Modern deployment workflows extensively employ CI/CD tools for tasks that go from simple testing to automating the creation of container images. Most of these machines have a version of Perl installed; in many cases because it's an essential language used for many tools in the operating system it runs, in some other cases simply because it's there. In most cases, though, its existence is undocumented. In this talk we will make a small introduction to Perl and how it's relevant to 21st century computing, and then we'll show how to put it to good use in environments such as Travis, Github Actions and even Docker Hub.

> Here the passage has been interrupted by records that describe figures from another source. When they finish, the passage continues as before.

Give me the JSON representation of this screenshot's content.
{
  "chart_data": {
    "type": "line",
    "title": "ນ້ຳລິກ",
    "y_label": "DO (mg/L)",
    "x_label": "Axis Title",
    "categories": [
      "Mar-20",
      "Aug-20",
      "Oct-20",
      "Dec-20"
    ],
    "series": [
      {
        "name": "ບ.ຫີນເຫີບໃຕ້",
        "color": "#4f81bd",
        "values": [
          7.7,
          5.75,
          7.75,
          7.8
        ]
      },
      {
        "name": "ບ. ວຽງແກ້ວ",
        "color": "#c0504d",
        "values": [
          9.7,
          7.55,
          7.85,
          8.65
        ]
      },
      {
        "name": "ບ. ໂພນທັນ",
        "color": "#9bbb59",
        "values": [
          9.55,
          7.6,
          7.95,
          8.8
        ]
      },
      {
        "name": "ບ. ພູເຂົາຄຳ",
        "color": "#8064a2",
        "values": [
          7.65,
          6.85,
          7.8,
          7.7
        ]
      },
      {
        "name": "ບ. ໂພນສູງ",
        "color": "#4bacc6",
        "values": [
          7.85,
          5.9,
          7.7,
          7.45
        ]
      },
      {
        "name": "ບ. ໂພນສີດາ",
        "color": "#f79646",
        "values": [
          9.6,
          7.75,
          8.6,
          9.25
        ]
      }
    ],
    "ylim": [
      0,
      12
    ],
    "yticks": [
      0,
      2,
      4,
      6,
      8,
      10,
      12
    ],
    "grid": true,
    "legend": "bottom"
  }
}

I've been using Perl for more than 25 years, and in fact I started using Travis because it was the only CI/CD tool back then that gave good support to this language. However, over the years I have seen how new tools stopped mentioning it for other languages, notably JavaScript. This meant that, when I needed to write new workflows on base environments, I needed to use shell script and other tools like awk and sed. Which are wonderful tools, but it's almost impossible to be really productive with them. Out of curiosity mainly, I started running uname -v and perl --version over the machines where I was bumping my head against shell scripts, and lo and behold, I discovered that, undocumented, Perl was there. That started a quest for creating pull requests all over the place so that its presence is documented... And also a series of initiatives to actually put it down to use.
Baseline is: since Perl is already present in the environments used to run workflows, you can save precious seconds of language installation, and you can actually perform some serious data munging and processing using the base configuration. We will show different examples of this in different environments, and also some ways to speed up even more your workflows to save those precious seconds that are in such short supply in the free tier lately.